Con lágrimas y dolor del alma se debe procurar recompensar por los pecados pasados, y satisfacer por ellos con dolorosa contrición y amargura de su corazón, pues la eternidad de bienes que por ellos perdió, con la penitencia se repara. Porque es tan eficaz esta virtud, que restaura lo pasado; y aunque dicen que lo hecho no tiene remedio, y que en lo pasado no hay poder, esta poderosísima virtud tiene tanto poder, que deshace lo hecho y prevalece en lo pasado; pues los pecados hechos quita, como si no se hubiesen hecho.
J. E. Nieremberg, Diferencia entre lo temporal y lo eterno
| Santa Gala |
A este respecto, tampoco creo que se deba pasar en silencio lo que supe por el relato de personas serias y fidedignas. Así, en tiempos de los godos, Gala, una nobilísima joven de esta ciudad de Roma —hija del cónsul y patricio Símmaco—, que había contraído matrimonio en su juventud, quedó viuda al morir su marido en el espacio tan sólo de un año.
[Gala pertenecía a una ilustre familia consular romana. Su padre, Símmaco, ocupó importantes cargos durante el reinado de Teodorico, y luego, acusado de traición, fue ajusticiado en 525.]
Y cuando, nadando como nadaba en la abundancia de las cosas terrenales, tanto su fortuna como su edad hubieran debido llevarla a contraer nuevo matrimonio, ella prefirió unirse a Dios en nupcias espirituales —en las cuales se comienza desde la aflicción, pero se termina llegando a los gozos eternos— antes que someterse a las nupcias carnales, que empiezan siempre desde la alegría y acaban con la aflicción.

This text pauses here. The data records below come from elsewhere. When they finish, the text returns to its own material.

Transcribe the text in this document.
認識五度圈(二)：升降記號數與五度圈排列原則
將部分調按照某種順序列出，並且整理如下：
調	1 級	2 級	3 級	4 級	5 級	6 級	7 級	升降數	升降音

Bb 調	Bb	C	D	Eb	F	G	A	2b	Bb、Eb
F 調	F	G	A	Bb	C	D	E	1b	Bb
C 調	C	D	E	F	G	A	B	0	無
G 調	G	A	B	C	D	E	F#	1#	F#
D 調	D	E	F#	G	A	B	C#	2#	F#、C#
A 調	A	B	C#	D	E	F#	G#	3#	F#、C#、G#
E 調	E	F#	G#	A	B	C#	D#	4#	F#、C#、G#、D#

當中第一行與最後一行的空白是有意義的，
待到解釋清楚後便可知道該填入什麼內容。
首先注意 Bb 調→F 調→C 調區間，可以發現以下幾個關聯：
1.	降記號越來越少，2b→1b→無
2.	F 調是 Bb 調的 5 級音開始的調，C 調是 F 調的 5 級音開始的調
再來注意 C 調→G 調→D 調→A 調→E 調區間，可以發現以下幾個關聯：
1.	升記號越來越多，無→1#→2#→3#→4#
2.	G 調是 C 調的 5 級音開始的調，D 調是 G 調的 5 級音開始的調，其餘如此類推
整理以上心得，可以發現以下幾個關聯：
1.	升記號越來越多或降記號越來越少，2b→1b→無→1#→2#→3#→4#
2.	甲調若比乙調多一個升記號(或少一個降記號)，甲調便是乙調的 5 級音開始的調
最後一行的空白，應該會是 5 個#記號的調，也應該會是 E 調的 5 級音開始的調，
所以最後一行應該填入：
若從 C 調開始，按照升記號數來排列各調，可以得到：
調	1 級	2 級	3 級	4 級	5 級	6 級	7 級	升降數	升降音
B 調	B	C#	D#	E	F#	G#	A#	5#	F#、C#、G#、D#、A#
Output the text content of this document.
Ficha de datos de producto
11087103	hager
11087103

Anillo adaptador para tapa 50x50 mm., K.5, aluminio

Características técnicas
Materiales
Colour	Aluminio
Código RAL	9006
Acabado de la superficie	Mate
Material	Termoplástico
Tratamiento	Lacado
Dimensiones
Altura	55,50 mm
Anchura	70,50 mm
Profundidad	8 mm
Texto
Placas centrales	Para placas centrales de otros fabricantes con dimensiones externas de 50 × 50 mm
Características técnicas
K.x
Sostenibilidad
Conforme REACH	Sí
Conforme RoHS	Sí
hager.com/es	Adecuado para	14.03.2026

Así pues, nada más morir su esposo, renunciando al estado seglar, se consagró al servicio de Dios todopoderoso en un monasterio situado junto a la iglesia de San Pedro Apóstol, y, entregada durante muchos años allí a la oración y a la sencillez de corazón, sufragó a los pobres con la generosidad de sus limosnas. Y habiendo decidido Dios todopoderoso concederle ya la recompensa eterna a sus fatigas, enfermó de un cáncer de pecho. Durante toda la noche solían permanecer encendidos dos candelabros delante de su cama, pues, siendo ella amiga de la luz, no solo aborrecía las tinieblas espirituales, sino también las terrenales.
Y mientras yacía una noche en la cama, extenuada a causa de la citada enfermedad, vio como el apóstol san Pedro se colocaba entre los dos candelabros delante de su humilde lecho. Y ella no se asustó ni se amedrentó, sino que, armada de audacia a causa de su amor, saltó de alegría y le dijo:
—¡Que hay, mi señor? ¿Me han sido perdonados mis pecados?
Y él —siendo como es de rostro sumamente bondadoso— asintió inclinando su cabeza y le dijo:
—Sí, te han sido perdonados. Ven.
Pero, dado que Gala amaba a una religiosa de ese monasterio más que a ninguna otra, al punto añadió:
—Te ruego que venga conmigo la hermana Benita.
Y él le respondió:
—No, que vaya contigo tal otra. La que tú pides habrá de seguirte dentro de treinta dias.
Así pues, una vez terminado este coloquio, desapareció la visión del apóstol que había estado a su lado y que había hablado con ella.
Entonces ella hizo venir enseguida a la madre superiora de toda la congregación y le manifestó lo que había visto y lo que había oido. Y a los tres dias, en compañía de la hermana que le había sido asignada, murió. Y la que ella misma había pedido la siguió a los treinta dias.
Ese hecho ha quedado como digno de recuerdo en el citado monasterio hasta el día de hoy, y, transmitido por las madres de mayor edad, las monjas más jóvenes que actualmente hay en él suelen contarlo con todo detalle, como si ellas mismas hubiesen asistido en aquel tiempo a este milagro tan grande.
San Gregorio Magno, Diálogos IV, 14, 1. 3-5.